Facendo un passo indietro da giovedì scorso c’è invece un Wenders che non esibisce e che, dicendo di meno e nascondendo qualcosa, forse esprime un pò di più. Evidentemente sostanziale il contributo alla sceneggiatura di Sam Shepard, già ammirato nell’ottimo Paris, Texas. Il tutto tratto da un buon soggetto di Gus Van Sant.

Stavolta il film le promesse le mantiene, anche se rimanevo comunque infastidito da qualcosaLa fotografia ispirata ai dipinti di Hopper è strepitosa, poi il conflitto, il vuoto interno dei protagonisti, una ricerca incomprensibile della libertà ma anche della verità nascosta dietro alle proprie stesse tracce, tutto mi era affine. Eppure un punto era presente dal quale non mi riuscivo a staccare, qualcosa che mi innervosiva, qualcosa di sbagliato.

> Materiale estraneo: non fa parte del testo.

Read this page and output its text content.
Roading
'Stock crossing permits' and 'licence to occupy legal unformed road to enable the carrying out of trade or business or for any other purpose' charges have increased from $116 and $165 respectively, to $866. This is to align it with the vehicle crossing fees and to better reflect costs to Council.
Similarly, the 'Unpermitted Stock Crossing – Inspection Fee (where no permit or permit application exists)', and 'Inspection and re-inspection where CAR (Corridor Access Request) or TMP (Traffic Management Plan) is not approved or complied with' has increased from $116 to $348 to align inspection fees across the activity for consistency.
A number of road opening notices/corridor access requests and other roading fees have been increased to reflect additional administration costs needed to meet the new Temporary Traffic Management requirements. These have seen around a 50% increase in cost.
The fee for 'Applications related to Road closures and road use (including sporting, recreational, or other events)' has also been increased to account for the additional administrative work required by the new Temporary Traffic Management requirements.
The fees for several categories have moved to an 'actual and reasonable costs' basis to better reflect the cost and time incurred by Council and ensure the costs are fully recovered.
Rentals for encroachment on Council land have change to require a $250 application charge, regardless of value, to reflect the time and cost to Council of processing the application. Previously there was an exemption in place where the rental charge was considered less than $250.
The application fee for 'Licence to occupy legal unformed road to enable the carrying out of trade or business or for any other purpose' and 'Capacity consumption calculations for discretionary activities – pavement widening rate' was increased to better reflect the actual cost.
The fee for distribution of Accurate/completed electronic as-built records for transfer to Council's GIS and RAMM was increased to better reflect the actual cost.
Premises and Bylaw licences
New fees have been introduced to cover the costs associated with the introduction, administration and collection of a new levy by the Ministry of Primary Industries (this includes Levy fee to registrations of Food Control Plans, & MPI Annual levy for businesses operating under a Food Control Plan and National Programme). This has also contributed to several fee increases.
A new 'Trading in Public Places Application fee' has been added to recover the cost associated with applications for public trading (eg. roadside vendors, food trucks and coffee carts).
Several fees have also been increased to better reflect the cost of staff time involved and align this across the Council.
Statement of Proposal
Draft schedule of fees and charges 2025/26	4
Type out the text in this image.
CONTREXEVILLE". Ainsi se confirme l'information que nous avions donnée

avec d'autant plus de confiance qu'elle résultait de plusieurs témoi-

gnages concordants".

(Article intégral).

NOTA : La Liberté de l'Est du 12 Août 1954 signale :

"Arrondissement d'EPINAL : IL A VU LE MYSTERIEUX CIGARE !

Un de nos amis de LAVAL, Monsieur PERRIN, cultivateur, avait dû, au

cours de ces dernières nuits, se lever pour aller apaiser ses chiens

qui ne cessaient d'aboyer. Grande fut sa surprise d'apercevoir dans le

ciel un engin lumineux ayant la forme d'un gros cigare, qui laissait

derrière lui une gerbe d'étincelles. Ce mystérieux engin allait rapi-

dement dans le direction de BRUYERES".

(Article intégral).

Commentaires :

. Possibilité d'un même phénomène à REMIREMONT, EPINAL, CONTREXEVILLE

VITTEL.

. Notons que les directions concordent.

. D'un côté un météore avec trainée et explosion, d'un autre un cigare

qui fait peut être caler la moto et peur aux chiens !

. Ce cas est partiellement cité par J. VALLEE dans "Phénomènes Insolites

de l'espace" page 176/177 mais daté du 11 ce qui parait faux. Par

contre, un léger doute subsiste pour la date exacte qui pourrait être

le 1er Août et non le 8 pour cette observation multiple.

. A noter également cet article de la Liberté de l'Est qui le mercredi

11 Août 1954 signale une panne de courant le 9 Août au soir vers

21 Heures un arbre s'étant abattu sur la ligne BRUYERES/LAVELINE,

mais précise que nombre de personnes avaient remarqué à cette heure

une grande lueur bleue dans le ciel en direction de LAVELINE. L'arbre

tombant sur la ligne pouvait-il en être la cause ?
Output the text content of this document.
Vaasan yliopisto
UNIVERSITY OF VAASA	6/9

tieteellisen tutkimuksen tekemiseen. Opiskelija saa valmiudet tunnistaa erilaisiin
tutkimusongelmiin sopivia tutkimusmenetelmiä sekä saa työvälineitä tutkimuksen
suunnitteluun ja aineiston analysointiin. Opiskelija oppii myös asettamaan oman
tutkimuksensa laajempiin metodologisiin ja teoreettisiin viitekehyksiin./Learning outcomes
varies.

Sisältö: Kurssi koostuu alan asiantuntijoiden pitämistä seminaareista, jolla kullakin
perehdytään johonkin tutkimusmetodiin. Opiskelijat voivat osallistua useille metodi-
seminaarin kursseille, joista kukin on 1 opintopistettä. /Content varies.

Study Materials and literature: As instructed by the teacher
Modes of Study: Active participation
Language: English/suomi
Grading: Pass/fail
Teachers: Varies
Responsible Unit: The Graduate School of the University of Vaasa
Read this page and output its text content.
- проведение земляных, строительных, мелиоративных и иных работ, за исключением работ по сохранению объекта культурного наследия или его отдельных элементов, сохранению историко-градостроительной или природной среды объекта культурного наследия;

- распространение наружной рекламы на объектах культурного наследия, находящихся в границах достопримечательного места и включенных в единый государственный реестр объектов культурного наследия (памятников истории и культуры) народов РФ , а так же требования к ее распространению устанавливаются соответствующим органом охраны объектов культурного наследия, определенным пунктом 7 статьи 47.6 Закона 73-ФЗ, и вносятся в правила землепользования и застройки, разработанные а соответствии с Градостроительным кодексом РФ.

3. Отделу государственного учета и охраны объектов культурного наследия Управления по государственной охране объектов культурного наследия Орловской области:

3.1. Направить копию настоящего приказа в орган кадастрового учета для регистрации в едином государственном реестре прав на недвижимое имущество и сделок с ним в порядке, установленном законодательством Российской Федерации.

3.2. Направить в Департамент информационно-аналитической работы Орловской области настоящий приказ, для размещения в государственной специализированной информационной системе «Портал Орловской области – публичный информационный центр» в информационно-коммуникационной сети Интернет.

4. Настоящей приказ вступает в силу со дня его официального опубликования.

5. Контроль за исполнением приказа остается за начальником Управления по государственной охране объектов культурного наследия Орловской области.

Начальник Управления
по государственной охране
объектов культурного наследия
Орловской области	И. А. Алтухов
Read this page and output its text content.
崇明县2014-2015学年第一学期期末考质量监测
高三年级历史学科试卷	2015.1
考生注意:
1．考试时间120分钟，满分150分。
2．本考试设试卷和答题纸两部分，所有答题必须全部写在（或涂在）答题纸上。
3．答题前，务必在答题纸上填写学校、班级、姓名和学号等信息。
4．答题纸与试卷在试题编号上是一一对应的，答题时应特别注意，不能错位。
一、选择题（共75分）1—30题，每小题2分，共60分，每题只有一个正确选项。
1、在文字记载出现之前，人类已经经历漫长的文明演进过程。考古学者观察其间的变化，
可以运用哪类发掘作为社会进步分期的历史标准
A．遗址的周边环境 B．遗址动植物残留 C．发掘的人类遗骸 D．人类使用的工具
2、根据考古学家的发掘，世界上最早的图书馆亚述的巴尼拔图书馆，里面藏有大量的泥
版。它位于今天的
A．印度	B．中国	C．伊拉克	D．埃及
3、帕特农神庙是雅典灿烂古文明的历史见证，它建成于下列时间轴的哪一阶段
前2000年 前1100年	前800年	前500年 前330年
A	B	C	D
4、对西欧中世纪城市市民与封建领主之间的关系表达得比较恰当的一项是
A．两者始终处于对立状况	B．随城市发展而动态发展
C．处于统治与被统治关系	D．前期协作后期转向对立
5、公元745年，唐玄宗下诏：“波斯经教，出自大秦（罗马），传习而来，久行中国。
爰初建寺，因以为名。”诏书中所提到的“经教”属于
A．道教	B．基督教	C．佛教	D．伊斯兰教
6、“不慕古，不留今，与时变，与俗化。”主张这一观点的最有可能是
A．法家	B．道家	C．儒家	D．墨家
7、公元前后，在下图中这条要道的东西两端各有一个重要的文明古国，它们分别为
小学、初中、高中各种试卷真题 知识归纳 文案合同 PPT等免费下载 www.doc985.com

Eccolo. Il figlio ribelle ha ormai trent’anni e si comporta come un rocker imberbe isterico puro e incasinato, restìo al dialogo, impulsivo. Il padre, novello ramingo attore, viveur, consumato incasinatore di famiglie, dedito ai vizi, fugge dal set senza motivo, ma ne ha almeno il doppio.

Cosa succede? Le età si sono allontanate, sfaldate, definitivamente destituite, un’immensa infinita immaturità. O devo considerarlo come una divagazione?

Lui è un attore di western immaturo e viziato, non ha ancora imparato ad affrontare un dialogo… lascia le immagini e la vita scorrere su di lui.

Ma il figlio?

Ha un passato burrascoso, una madre single che fa la cameriera… dovrebbe essere cresciuto in fretta.

Le immagini e la vita scorrono.

Lo so bene, all’interno del film tutto è sensato, ma tuttora non mi ci stacco… qualcosa che ha a che vedere con il rifiuto degli alibi, forse.

Molto più logiche e assennate le figure femminili, anche se (purtroppo l’ho visto doppiato) nel momento dello sfogo della madre single, ho sperato che la finisse presto… il doppiaggio mi irritava fin oltre la mia imberbe immaturità giovanile supposta.